Cosmologies with Energy Exchange
John D. Barrow, T. Clifton
TL;DR
This paper presents a unifying two-fluid energy-exchange model in a flat Friedmann universe, reducing the dynamics to a master equation for the Hubble parameter and deriving exact power-law attractors under broad conditions. It shows how diverse cosmological problems—such as particle annihilation, PBH evaporation, and vacuum decay—are specialty cases of the same framework, and explores extensions to anti-decaying and phantom fluids that reveal oscillatory or altered expansion histories. A key result is the attractor nature of power-law solutions when $A^{2}\ge8B$ and $\delta=B/A^{2}\le1/8$, with the ratio of the two energy densities remaining constant during these epochs.
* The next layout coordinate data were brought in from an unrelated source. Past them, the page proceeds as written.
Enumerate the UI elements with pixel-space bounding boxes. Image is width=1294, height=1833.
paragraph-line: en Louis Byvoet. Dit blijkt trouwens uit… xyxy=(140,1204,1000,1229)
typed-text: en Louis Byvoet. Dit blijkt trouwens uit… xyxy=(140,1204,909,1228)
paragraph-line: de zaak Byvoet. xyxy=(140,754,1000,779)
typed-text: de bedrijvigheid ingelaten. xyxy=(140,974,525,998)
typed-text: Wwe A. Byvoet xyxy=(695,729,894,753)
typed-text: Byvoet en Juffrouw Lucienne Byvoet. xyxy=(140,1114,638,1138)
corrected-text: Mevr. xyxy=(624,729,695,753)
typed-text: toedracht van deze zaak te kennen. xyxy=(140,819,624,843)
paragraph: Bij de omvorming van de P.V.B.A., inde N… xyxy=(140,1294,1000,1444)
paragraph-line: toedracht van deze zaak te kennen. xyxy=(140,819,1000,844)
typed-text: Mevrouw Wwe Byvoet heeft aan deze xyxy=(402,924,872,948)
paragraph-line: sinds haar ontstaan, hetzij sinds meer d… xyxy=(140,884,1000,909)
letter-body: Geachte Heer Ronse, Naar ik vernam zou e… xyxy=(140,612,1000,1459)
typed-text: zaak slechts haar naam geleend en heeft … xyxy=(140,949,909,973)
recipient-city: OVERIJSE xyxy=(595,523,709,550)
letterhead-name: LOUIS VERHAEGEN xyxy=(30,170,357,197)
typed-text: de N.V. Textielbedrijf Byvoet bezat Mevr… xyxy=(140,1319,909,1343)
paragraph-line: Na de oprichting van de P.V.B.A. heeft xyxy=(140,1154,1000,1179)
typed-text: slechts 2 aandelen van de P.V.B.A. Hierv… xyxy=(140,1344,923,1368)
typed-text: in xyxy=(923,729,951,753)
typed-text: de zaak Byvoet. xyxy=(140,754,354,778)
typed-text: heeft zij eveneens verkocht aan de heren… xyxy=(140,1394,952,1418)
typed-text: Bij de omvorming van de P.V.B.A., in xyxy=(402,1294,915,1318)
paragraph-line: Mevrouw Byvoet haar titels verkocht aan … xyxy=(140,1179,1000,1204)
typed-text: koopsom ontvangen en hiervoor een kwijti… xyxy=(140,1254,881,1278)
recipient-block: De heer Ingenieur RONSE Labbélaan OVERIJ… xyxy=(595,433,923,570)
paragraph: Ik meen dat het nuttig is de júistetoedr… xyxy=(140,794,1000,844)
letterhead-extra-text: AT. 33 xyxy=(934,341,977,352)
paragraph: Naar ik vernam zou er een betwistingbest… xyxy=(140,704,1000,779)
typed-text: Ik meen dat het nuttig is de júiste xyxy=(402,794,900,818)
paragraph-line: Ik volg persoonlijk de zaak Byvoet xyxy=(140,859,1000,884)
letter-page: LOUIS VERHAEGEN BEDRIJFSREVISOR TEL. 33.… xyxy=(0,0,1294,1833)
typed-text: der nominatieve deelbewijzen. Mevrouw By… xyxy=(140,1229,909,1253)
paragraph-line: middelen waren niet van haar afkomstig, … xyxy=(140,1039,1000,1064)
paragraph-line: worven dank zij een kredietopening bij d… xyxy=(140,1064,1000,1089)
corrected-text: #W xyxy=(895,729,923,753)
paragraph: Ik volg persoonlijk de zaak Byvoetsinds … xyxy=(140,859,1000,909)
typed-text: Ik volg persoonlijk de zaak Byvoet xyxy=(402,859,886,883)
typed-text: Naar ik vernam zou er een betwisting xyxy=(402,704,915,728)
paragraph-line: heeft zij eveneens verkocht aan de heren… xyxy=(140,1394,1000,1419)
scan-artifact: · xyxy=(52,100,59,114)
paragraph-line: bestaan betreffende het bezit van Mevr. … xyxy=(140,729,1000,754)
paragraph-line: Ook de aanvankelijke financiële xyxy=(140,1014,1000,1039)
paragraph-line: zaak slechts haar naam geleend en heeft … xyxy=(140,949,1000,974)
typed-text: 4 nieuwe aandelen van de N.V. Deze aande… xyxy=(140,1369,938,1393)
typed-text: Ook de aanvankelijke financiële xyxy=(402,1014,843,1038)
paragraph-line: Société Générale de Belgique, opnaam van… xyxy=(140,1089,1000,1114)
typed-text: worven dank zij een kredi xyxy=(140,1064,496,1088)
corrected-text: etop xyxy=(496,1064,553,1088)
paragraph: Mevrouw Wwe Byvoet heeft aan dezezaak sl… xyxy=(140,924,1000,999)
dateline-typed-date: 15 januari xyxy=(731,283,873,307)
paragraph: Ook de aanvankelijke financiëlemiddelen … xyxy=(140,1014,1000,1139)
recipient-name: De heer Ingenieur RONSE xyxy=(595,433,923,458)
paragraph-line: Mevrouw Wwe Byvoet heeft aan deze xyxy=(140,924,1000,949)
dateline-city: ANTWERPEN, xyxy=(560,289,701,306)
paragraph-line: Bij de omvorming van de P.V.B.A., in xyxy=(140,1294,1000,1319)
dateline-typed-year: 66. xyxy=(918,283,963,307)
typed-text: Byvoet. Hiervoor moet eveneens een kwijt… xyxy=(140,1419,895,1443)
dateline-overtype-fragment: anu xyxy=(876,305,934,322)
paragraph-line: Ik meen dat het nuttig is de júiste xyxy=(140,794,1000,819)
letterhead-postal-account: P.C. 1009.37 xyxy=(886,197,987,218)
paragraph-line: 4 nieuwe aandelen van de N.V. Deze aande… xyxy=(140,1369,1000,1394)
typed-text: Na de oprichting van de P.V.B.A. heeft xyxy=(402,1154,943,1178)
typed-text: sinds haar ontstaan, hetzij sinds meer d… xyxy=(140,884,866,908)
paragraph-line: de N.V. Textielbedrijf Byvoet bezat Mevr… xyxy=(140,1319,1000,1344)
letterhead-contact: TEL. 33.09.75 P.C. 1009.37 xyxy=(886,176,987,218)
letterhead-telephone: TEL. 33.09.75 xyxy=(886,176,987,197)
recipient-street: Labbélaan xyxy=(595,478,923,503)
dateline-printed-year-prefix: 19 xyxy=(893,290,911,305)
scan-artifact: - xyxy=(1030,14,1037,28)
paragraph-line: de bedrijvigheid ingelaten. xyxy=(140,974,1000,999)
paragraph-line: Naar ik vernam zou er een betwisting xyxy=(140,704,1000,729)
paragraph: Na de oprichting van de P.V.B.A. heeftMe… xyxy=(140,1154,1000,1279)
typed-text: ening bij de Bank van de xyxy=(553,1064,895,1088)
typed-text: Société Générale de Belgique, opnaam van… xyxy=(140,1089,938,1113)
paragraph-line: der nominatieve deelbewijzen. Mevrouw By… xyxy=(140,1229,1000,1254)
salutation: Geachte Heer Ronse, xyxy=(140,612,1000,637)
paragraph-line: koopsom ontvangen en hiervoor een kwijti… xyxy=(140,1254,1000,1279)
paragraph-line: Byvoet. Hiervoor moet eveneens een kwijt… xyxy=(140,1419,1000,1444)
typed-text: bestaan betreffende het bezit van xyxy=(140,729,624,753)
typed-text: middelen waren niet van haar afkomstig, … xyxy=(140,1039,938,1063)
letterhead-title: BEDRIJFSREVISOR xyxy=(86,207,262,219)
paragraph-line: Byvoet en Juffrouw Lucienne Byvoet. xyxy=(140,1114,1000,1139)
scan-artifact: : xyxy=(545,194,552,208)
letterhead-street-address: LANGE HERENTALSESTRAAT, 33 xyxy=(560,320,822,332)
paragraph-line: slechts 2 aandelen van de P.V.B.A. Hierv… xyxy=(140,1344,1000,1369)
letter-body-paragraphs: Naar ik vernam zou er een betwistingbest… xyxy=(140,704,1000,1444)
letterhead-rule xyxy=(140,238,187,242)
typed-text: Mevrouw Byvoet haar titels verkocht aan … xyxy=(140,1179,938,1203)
The work thus provides a simple, versatile tool for analyzing interacting-fluid cosmologies and clarifies the stability of scaling solutions across a wide range of physical regimes.
Abstract
We provide a simple mathematical description of the exchange of energy between two fluids in an expanding Friedmann universe with zero spatial curvature. The evolution can be reduced to a single non-linear differential equation which we solve in physically relevant cases and provide an analysis of all the possible evolutions. Particular power-law solutions exist for the expansion scale factor and are attractors at late times under particular conditions. We show how a number of problems studied in the literature, such as cosmological vacuum energy decay, particle annihilation, and the evolution of a population of evaporating black holes, correspond to simple particular cases of our model. In all cases we can determine the effects of the energy transfer on the expansion scale factor. We also consider the situation in the presence of anti-decaying fluids and so called phantom fluids which violate the dominant energy conditions.